Nasqad
Saturday June 16, 2018
The United Arab Emirates pledged a total of $3 billion in aid and
investments to Ethiopia on Friday, an Ethiopian official said, a major
show of support for the new prime minister, Abiy Ahmed.
The UAE
will deposit $1 billion in Ethiopia's central bank to ease a severe
foreign currency shortage, government spokesman Ahmed Shide told Reuters
at a palace in Addis Ababa after Abiy met with Abu Dhabi's crown
prince, Sheikh Mohamed Bin Zayed.
In 2013, the UAE was one of three
Gulf monarchies that pledged a total $12 billion to the new government
after the military ousted a president from the Muslim Brotherhood.
Abiy,
a 41-year-old former intelligence officer, took up his position office
in April after three years of unrest that had threatened the EPRDF
coalition's hold on power.
The coalition's choice of Abiy,
from an ethnic group that has long been marginalised, signalled its
willingness to allow some political reforms, but he has already gone
farther and faster than most had expected.
Two weeks ago the
government said it would sell stakes in its lucrative telecoms monopoly
and other assets including the national airline.

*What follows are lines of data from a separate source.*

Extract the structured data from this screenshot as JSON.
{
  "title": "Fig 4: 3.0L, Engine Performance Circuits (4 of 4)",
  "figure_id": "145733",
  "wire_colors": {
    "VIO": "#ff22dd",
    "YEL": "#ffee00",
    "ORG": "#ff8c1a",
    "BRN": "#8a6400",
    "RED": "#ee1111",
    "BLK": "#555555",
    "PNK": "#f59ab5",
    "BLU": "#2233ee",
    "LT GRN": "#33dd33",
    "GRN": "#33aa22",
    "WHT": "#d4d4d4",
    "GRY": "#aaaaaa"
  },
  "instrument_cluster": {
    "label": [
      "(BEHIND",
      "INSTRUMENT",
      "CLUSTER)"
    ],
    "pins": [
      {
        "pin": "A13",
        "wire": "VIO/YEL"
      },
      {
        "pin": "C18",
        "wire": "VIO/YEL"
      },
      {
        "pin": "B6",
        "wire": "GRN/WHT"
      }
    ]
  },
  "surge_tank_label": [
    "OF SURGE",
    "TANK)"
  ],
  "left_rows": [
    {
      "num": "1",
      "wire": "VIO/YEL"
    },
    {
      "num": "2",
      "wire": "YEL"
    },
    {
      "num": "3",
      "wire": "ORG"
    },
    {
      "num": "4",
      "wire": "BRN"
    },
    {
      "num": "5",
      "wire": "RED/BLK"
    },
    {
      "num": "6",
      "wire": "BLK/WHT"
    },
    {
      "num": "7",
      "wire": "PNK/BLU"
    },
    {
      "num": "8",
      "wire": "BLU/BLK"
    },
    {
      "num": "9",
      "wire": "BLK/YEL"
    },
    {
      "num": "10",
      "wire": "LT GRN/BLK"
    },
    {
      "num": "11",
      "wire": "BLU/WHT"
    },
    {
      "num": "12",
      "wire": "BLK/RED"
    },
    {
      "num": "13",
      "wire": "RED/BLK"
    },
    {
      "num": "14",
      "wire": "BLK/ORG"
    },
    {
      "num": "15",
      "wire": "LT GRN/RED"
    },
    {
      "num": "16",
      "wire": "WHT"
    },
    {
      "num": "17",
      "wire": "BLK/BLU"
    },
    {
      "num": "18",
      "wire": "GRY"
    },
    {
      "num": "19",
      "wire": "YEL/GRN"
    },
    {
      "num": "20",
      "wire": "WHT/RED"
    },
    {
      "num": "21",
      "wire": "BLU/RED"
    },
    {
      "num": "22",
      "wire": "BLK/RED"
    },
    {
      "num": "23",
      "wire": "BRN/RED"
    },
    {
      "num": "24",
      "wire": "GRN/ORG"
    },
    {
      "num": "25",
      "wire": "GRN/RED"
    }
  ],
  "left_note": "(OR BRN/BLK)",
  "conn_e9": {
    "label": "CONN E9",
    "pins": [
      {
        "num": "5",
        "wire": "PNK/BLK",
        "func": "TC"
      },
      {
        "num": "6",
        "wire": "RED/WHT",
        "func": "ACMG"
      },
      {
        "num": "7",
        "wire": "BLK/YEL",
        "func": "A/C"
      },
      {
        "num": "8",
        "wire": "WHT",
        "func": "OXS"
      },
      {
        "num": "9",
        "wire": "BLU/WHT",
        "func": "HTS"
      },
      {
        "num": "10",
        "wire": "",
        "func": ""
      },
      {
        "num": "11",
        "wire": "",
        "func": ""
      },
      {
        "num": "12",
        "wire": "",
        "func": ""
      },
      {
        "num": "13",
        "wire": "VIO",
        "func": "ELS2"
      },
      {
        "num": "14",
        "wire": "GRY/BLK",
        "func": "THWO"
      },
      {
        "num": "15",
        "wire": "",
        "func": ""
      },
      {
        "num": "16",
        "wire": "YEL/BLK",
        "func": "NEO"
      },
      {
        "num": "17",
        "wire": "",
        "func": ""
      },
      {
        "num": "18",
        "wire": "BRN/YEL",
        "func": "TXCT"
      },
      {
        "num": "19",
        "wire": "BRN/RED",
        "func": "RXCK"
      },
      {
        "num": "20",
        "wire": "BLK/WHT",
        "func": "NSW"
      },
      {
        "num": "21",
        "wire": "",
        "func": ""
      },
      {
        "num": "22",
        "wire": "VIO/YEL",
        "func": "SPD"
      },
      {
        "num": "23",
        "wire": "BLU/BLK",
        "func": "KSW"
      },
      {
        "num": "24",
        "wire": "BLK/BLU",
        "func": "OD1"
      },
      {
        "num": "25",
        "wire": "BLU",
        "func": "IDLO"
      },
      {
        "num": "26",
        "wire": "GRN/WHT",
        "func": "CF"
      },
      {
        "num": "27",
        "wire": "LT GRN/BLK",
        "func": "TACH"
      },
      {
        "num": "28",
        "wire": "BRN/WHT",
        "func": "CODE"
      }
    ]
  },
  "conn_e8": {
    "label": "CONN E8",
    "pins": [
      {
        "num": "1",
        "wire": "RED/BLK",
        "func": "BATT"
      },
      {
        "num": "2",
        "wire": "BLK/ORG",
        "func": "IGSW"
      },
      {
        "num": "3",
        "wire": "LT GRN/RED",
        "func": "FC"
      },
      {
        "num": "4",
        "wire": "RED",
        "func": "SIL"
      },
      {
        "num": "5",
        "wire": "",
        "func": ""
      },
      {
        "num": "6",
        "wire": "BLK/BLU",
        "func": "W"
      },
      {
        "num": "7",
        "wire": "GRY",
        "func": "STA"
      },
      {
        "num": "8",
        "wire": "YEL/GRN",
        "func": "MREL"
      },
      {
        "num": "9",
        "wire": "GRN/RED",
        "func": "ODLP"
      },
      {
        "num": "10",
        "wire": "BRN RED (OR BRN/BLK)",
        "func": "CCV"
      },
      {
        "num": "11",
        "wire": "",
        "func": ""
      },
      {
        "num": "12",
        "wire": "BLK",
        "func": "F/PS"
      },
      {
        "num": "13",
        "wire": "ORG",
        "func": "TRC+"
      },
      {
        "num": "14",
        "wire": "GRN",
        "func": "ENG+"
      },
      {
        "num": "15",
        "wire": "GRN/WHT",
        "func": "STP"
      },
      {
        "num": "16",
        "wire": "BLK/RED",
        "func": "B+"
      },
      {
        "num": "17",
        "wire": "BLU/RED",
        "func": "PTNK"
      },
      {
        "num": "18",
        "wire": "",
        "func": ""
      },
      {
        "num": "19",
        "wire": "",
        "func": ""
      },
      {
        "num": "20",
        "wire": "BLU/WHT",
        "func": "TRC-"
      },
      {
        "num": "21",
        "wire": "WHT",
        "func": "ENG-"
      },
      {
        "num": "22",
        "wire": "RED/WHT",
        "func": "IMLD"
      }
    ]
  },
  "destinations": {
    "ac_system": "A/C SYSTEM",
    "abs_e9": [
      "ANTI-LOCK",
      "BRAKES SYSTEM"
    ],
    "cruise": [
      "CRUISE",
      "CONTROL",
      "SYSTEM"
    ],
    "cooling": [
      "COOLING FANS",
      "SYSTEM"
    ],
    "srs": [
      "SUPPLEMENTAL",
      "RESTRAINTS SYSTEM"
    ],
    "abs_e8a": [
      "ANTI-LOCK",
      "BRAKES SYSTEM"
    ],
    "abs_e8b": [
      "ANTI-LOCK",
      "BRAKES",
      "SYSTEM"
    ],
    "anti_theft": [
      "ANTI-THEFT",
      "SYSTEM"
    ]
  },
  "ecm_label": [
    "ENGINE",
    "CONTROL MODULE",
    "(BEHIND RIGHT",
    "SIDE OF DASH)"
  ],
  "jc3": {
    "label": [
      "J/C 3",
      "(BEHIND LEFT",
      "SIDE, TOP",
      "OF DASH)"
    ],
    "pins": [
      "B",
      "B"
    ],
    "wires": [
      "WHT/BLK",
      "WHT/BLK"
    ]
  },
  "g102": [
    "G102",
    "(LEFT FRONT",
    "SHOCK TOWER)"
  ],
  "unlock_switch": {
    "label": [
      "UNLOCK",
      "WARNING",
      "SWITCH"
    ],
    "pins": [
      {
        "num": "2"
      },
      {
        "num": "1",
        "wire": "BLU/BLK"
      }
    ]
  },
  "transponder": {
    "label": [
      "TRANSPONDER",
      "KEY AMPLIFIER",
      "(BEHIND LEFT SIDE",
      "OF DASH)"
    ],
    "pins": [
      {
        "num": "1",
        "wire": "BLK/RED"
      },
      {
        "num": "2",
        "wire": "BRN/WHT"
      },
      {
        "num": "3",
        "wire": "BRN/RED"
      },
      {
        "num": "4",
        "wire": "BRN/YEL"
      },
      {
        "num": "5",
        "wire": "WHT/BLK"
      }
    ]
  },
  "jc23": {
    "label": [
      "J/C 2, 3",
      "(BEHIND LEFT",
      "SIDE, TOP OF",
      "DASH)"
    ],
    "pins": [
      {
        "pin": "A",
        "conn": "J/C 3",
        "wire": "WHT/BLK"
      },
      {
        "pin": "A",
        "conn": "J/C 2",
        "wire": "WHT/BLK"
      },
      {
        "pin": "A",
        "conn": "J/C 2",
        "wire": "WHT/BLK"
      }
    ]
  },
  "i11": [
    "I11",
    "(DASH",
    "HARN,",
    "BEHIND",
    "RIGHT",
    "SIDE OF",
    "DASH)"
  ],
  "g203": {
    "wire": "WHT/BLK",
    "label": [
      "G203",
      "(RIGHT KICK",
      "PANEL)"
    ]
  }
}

It also pledged to end a war with long-time enemy Eritrea, offering to implement a peace deal signed in 2000.
DAM DISPUTE
Last
weekend Abiy visited the UAE's ally, Egypt, and offered a newly
conciliatory tone in a long and bitter row over a dam Ethiopia is
building on the Nile, which Egypt fears threatens its water supplies.
Abiy had travelled to both Abu Dhabi and Riyadh shortly after taking office.
Shide said the UAE's pledges would have a "significant impact" on Ethiopia's foreign currency shortage.
Despite
showing the fastest growth in Africa for the past decade, the
landlocked country of 100 million people is heavily dependent on
imports.
A hard currency crunch caused partly by spending on big
infrastructure projects has reduced foreign currency reserves to less
than one month's worth of imports, according to analysts' estimates.
Foreign investors and local businesses say all sectors of the economy
have been hit.
Abiy said in April that the government's plans to
continue expanding its infrastructure and the nascent manufacturing
sector meant the currency crisis might last for 15 or 20 years.
A
Ethiopian foreign ministry official said the other $2 billion from Abu
Dhabi would be invested in tourism, renewable energy and agriculture.
On
Friday afternoon, Abiy got behind the wheel of a white car and
personally gave Sheikh Mohamed, the de facto leader of the United Arab
Emirates, sitting in the passenger seat, a tour of Addis Ababa.
Shide said the crown prince's delegation included investors interested in real estate and hospitals.